Why do diffeomorphic manifolds have physically identical properties?

[synoe]

Let $f:p\mapsto f(p)$ be a diffeomorphism on a $m$ dimensional manifold $(M,g)$. In general this map doesn't preserve the length of a vector unless $f$ is the isometry.
$$g_p(V,V)\ne g_{f(p)}(f_\ast V,f_\ast V).$$
Here, $f_\ast:T_pM\to T_{f(p)}M$ is the induced map.

In spite of this fact why $ds^2=g_{\mu\nu}dx^\mu dx^\nu$, called the invariance line element, doesn't change ?

 

[PeterDonis]

In spite of this fact why $ds^2=g_{\mu\nu}dx^\mu dx^\nu$, called the invariance line element, doesn't change ?

Because $dx^{\mu}$ and $dx^{\nu}$ are not vectors. They are coordinate differentials, i.e., infinitesimal coordinate intervals. The diffeomorphism changes those in just the right way to keep $ds^2$ invariant even though $g$ changes.

 

[synoe]

Because $dx^{\mu}$ and $dx^{\nu}$ are not vectors. They are coordinate differentials, i.e., infinitesimal coordinate intervals. The diffeomorphism changes those in just the right way to keep $ds^2$ invariant even though $g$ changes.

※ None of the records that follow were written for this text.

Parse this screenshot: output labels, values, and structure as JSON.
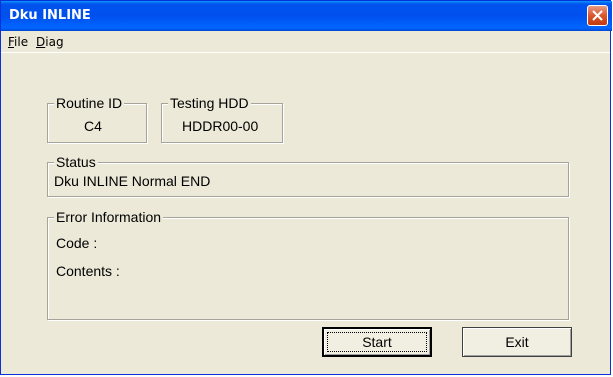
{
  "window": {
    "title": "Dku INLINE"
  },
  "menu": [
    {
      "mnemonic": "F",
      "rest": "ile"
    },
    {
      "mnemonic": "D",
      "rest": "iag"
    }
  ],
  "routine": {
    "label": "Routine ID",
    "value": "C4"
  },
  "testing": {
    "label": "Testing HDD",
    "value": "HDDR00-00"
  },
  "status": {
    "label": "Status",
    "value": "Dku INLINE Normal END"
  },
  "error": {
    "label": "Error Information",
    "code_label": "Code :",
    "contents_label": "Contents :"
  },
  "buttons": {
    "start": "Start",
    "exit": "Exit"
  },
  "icons": {
    "close": "close-icon"
  },
  "colors": {
    "titlebar": "#0053ee",
    "close": "#d9572f",
    "face": "#ece9d8"
  }
}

Is it true although $dx^\mu$ transforms as a vector under the general coordinate transformation ?
$$dx^\mu\to dx^{\prime\mu}(x)=\frac{\partial x^{\prime\mu}}{\partial x^\nu}dx^\nu$$

 

[PeterDonis]

Is it true although $dx^\mu$ transforms as a vector under the general coordinate transformation ?

Yes. Look at it this way: a general coordinate transformation does not preserve the length of a given vector, because "a given vector" here means "a vector in the tangent space of a point labeled by a given set of coordinate values". But the coordinate transformation changes the mapping of coordinate values to physical points; so "changing the length of the vector" really means changing which vector (i.e., which point's tangent space) is being referred to.

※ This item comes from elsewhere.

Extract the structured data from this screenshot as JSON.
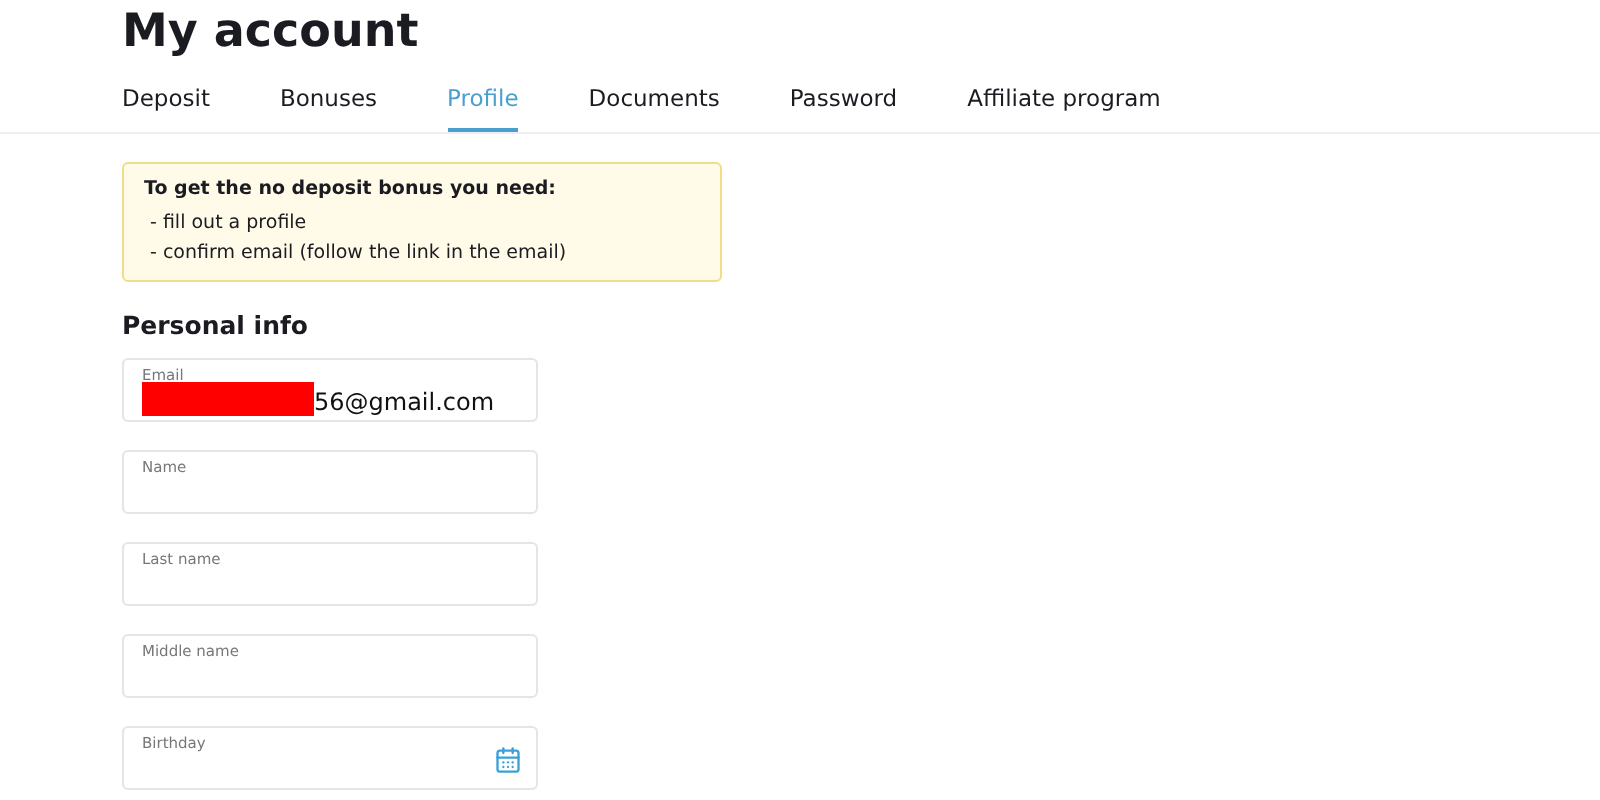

An isometry, from this perspective, is simply a coordinate transformation that happens to "move" all points to other points at which the physical metric is the same, so the lengths of vectors labeled with a given 4-tuple of coordinates don't change, because the vector being changed to has the same length as the vector being changed from.

 

[samalkhaiat]

Let $f:p\mapsto f(p)$ be a diffeomorphism on a $m$ dimensional manifold $(M,g)$. In general this map doesn't preserve the length of a vector unless $f$ is the isometry.
$$g_p(V,V)\ne g_{f(p)}(f_\ast V,f_\ast V).$$
Here, $f_\ast:T_pM\to T_{f(p)}M$ is the induced map.

In spite of this fact why $ds^2=g_{\mu\nu}dx^\mu dx^\nu$, called the invariance line element, doesn't change ?

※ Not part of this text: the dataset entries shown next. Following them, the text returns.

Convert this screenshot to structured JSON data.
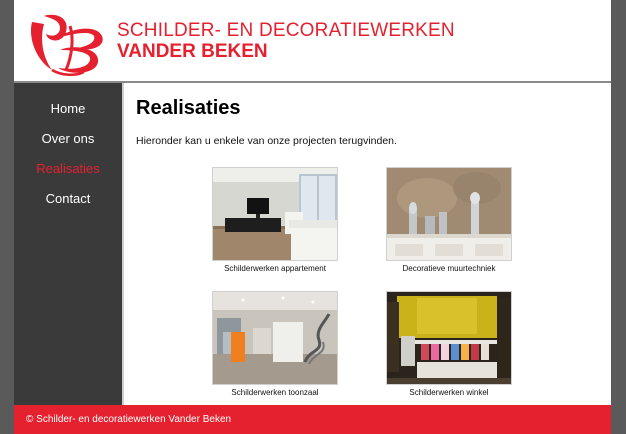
{
  "header": {
    "brand_line1": "SCHILDER- EN DECORATIEWERKEN",
    "brand_line2": "VANDER BEKEN",
    "logo_icon": "vb-monogram-logo"
  },
  "nav": {
    "items": [
      {
        "label": "Home",
        "active": false
      },
      {
        "label": "Over ons",
        "active": false
      },
      {
        "label": "Realisaties",
        "active": true
      },
      {
        "label": "Contact",
        "active": false
      }
    ]
  },
  "main": {
    "title": "Realisaties",
    "intro": "Hieronder kan u enkele van onze projecten terugvinden.",
    "projects": [
      {
        "caption": "Schilderwerken appartement"
      },
      {
        "caption": "Decoratieve muurtechniek"
      },
      {
        "caption": "Schilderwerken toonzaal"
      },
      {
        "caption": "Schilderwerken winkel"
      }
    ]
  },
  "footer": {
    "text": "© Schilder- en decoratiewerken Vander Beken"
  },
  "colors": {
    "brand_red": "#e5202f",
    "sidebar": "#3a3a3a",
    "outer_bg": "#5a5a5a"
  }
}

The invariance of the interval, $ds^{2}$, (also called the metric) under general coordinates transformation follows from the transformation laws of $g_{ab}$ and $dx^{a}$: $$\bar{g}_{ab}(\bar{x}) d\bar{x}^{a} d\bar{x}^{b} = g_{ab}(x) dx^{a} dx^{b} .$$ This invariance, however, does not mean that the functional form of the metric is also invariant. Indeed, under general infinitesimal transformation $$x^{a} \to \bar{x}^{a} = x^{a} + \epsilon^{a}(x) , \ \ \ \ (1)$$ the functional form of the metric changes according to $$\bar{g}_{ab}(x) = g_{ab}(x) + \mathcal{L}_{\epsilon} g_{ab}(x) .$$ Thus, the vanishing Lie derivative of the metric $$\mathcal{L}_{\epsilon}g_{ab}(x) = 0 ,$$ is the necessary and sufficient condition for (1) to be an isometry.

 

[bcrowell]

In spite of this fact why $ds^2=g_{\mu\nu}dx^\mu dx^\nu$, called the invariance line element, doesn't change ?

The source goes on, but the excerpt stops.